The average 30-year loan now carries a 3.10% interest rate, according to Mortgage News Daily (MND). That’s a rate it hasn’t seen since Feb. 22. Freddie Mac, meanwhile, puts the 30-year loan at 2.98% for the week ending April 29.

While it’s a notable decline, the 30-year rate is still a notable distance from its 52-week low of 2.75%.

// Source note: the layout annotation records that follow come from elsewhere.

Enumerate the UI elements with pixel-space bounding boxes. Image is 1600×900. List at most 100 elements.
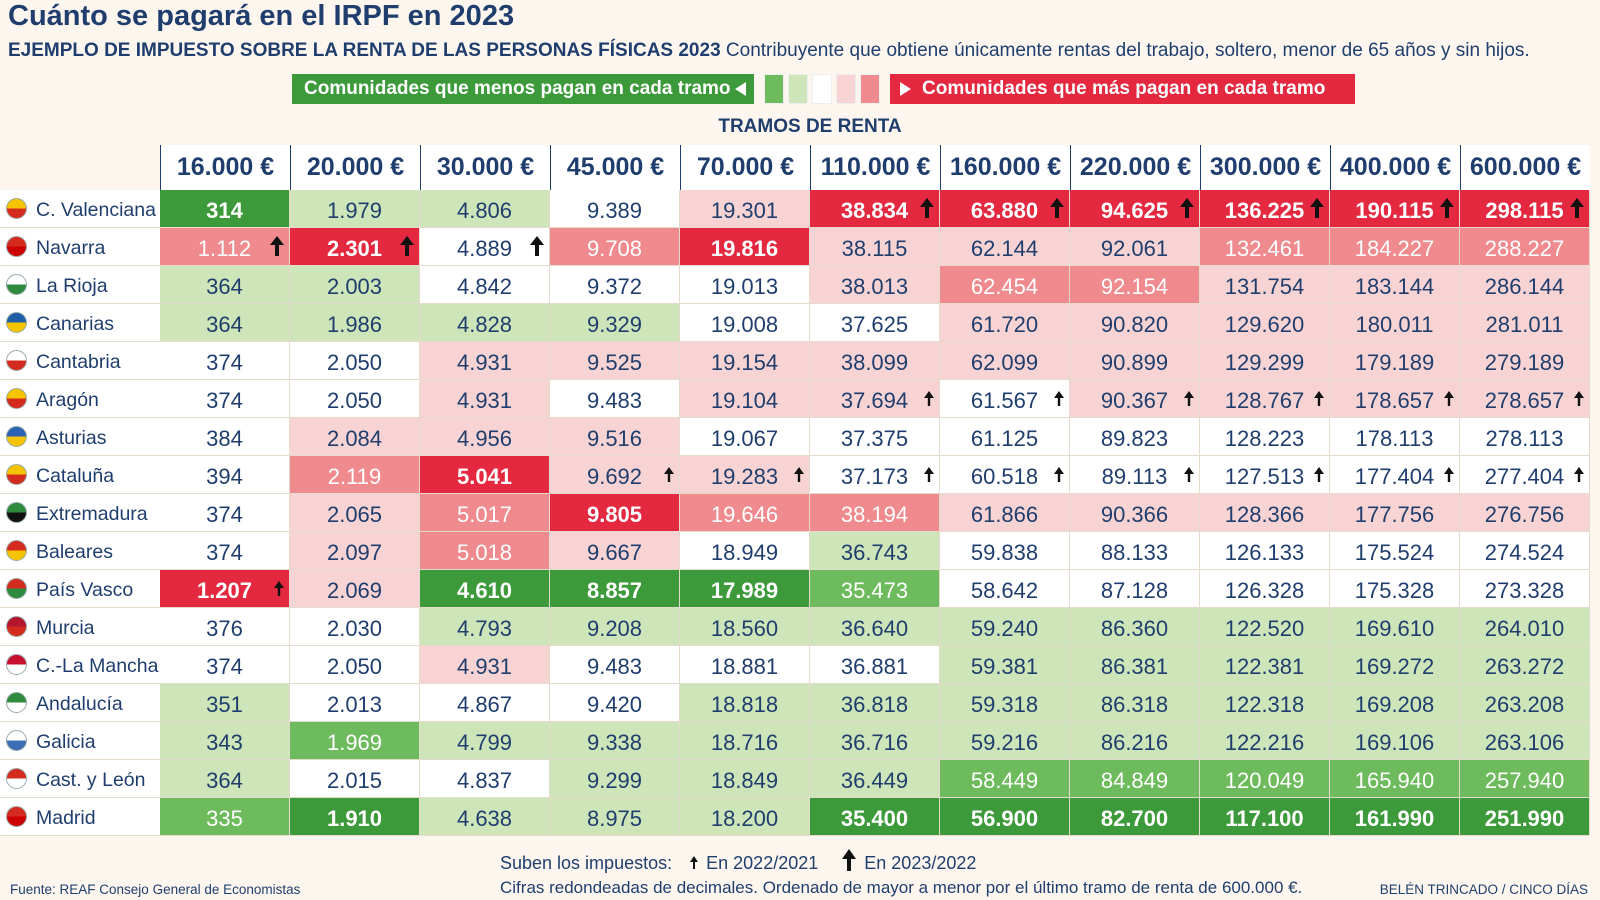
cell-value: 19.154 [710,350,779,375]
cell-value: 4.956 [456,426,513,451]
cell: 1.986 [290,304,420,342]
cell: 4.799 [420,722,550,760]
cell-value: 94.625 [1100,198,1169,223]
small-arrow [664,467,674,482]
cell-value: 120.049 [1224,768,1305,793]
cell: 5.017 [420,494,550,532]
small-arrow-icon [690,856,699,869]
footer-note: Cifras redondeadas de decimales. Ordenad… [500,878,1303,897]
flag [6,236,27,257]
row-name: La Rioja [0,266,160,304]
cell: 132.461 [1200,228,1330,266]
row-name-label: País Vasco [36,579,134,601]
cell-value: 92.061 [1100,236,1169,261]
flag [6,312,27,333]
small-arrow [1054,467,1064,482]
cell-value: 9.329 [586,312,643,337]
cell: 36.640 [810,608,940,646]
cell: 278.113 [1460,418,1590,456]
cell: 343 [160,722,290,760]
cell: 274.524 [1460,532,1590,570]
cell-value: 4.931 [456,388,513,413]
flag [6,616,27,637]
small-arrow [1314,467,1324,482]
flag [6,578,27,599]
cell: 9.338 [550,722,680,760]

The average for a 15-year fixed-rate mortgage now stands at 2.52%, a bit closer to its 52-week low of 2.25%, MND reports. In the past year, average 15-year rates have surged as high as 3.03%.

Meanwhile, the rate for a jumbo 30-year fixed is down to 3.15% on average, MND reports—just 0.04% higher than its 52-week low.

A good mortgage rate is nice, but the real trick these days is actually finding a home. Listings today often are snatched up in hours. And the average price of a house is up 16% in the past year.

Building a new home? Expect the cost to go up thanks to lumber shortages. New-construction homes now cost an average of $24,000 more than they did pre-pandemic.

Despite the lower rates, people aren’t rushing to refinance or arrange new mortgages quite as fervently as they were a few months ago. Mortgage applications decreased 0.9% from one week earlier, according to the Mortgage Bankers Association’s (MBA) Weekly Mortgage Applications Survey.

“The competitive purchase market, driven by low housing inventory and high demand, is pushing prices higher and weighing down on activity,” said Joel Kan, MBA’s associate vice president of economic and industry forecasting. “The higher prices are also affecting the mix of activity, with stronger growth in purchase loans with larger-than-average balances.”